The rest of the cast sang in a good level, but more nice than breathtaking. Okka von der Damerau as the First Norn is more sweet than mystical despite singing well. Kelly God, on the other hand, gave a good rendition of the Third Norn. The beautiful and talented Stephanie Houtzeel reprises the role of Wellgunde after having sung it in the previous Bayreuth Ring, but the leading Rhinemaiden was Lea-ann Durbar as a shining Woglinde. We must mention the brave actors playing Grane and Siegfried's and Brünnhilde's daughte, because of all tricks the had to endure onstage.
As usual in Bayreuth, a big boo waited, from the complete audience, to the stage team, which had to receive in total quiteness a big disapproval. Schwarz seemed to have to keep a stiff upper lip, but his face was a complete poem.

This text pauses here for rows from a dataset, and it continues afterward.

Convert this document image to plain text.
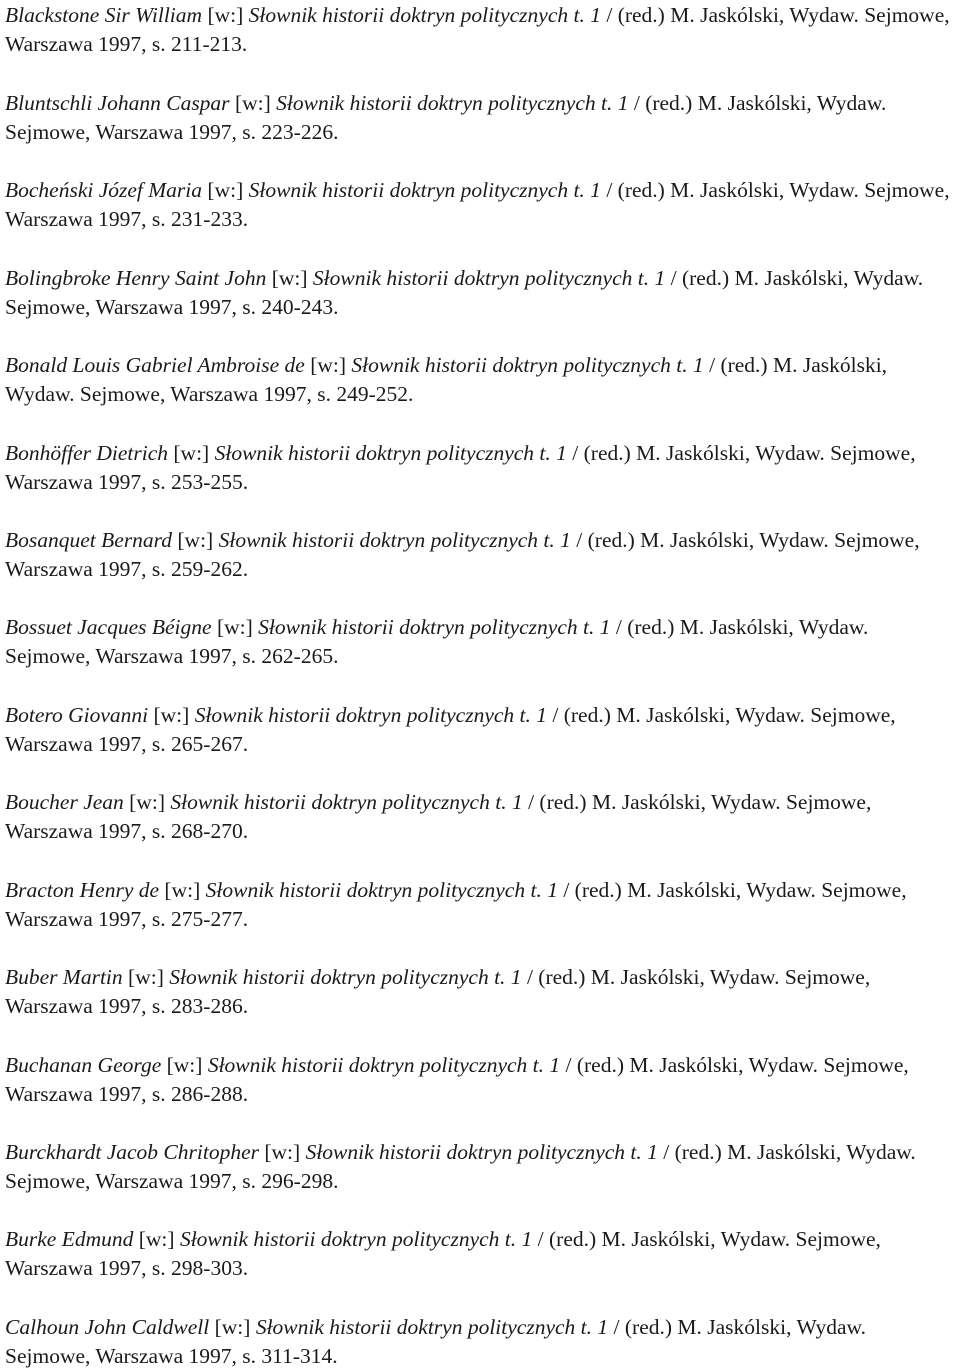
Blackstone Sir William [w:] Słownik historii doktryn politycznych t. 1 / (red.) M. Jaskólski, Wydaw. Sejmowe, Warszawa 1997, s. 211-213.

Bluntschli Johann Caspar [w:] Słownik historii doktryn politycznych t. 1 / (red.) M. Jaskólski, Wydaw. Sejmowe, Warszawa 1997, s. 223-226.

Bocheński Józef Maria [w:] Słownik historii doktryn politycznych t. 1 / (red.) M. Jaskólski, Wydaw. Sejmowe, Warszawa 1997, s. 231-233.

Bolingbroke Henry Saint John [w:] Słownik historii doktryn politycznych t. 1 / (red.) M. Jaskólski, Wydaw. Sejmowe, Warszawa 1997, s. 240-243.

Bonald Louis Gabriel Ambroise de [w:] Słownik historii doktryn politycznych t. 1 / (red.) M. Jaskólski, Wydaw. Sejmowe, Warszawa 1997, s. 249-252.

Bonhöffer Dietrich [w:] Słownik historii doktryn politycznych t. 1 / (red.) M. Jaskólski, Wydaw. Sejmowe, Warszawa 1997, s. 253-255.

Bosanquet Bernard [w:] Słownik historii doktryn politycznych t. 1 / (red.) M. Jaskólski, Wydaw. Sejmowe, Warszawa 1997, s. 259-262.

Bossuet Jacques Béigne [w:] Słownik historii doktryn politycznych t. 1 / (red.) M. Jaskólski, Wydaw. Sejmowe, Warszawa 1997, s. 262-265.

Botero Giovanni [w:] Słownik historii doktryn politycznych t. 1 / (red.) M. Jaskólski, Wydaw. Sejmowe, Warszawa 1997, s. 265-267.

Boucher Jean [w:] Słownik historii doktryn politycznych t. 1 / (red.) M. Jaskólski, Wydaw. Sejmowe, Warszawa 1997, s. 268-270.

Bracton Henry de [w:] Słownik historii doktryn politycznych t. 1 / (red.) M. Jaskólski, Wydaw. Sejmowe, Warszawa 1997, s. 275-277.

Buber Martin [w:] Słownik historii doktryn politycznych t. 1 / (red.) M. Jaskólski, Wydaw. Sejmowe, Warszawa 1997, s. 283-286.

Buchanan George [w:] Słownik historii doktryn politycznych t. 1 / (red.) M. Jaskólski, Wydaw. Sejmowe, Warszawa 1997, s. 286-288.

Burckhardt Jacob Chritopher [w:] Słownik historii doktryn politycznych t. 1 / (red.) M. Jaskólski, Wydaw. Sejmowe, Warszawa 1997, s. 296-298.

Burke Edmund [w:] Słownik historii doktryn politycznych t. 1 / (red.) M. Jaskólski, Wydaw. Sejmowe, Warszawa 1997, s. 298-303.

Calhoun John Caldwell [w:] Słownik historii doktryn politycznych t. 1 / (red.) M. Jaskólski, Wydaw. Sejmowe, Warszawa 1997, s. 311-314.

Meister and Theorin got also respective, strong boos. Ovations were for the orchestra, for Dohmen, Hilley and Mayer.
Bayreuth, as a werkstatt, an experimentation atelier, is a laboratory of staging trends, artistical and even political discussion for decades. In Germany, it is always in the national point of view every summer. Successful or not, Valentin Schwarz, Katharina Wagner, and even the booing audience have reached their goal: that we discuss about this production. And thanks to German television, the millions of people in the whole world can join this debate. Nothing could make Wagner happier.
My reviews are not professional and express only my opinions. As a non English native speaker I apologise for any mistake.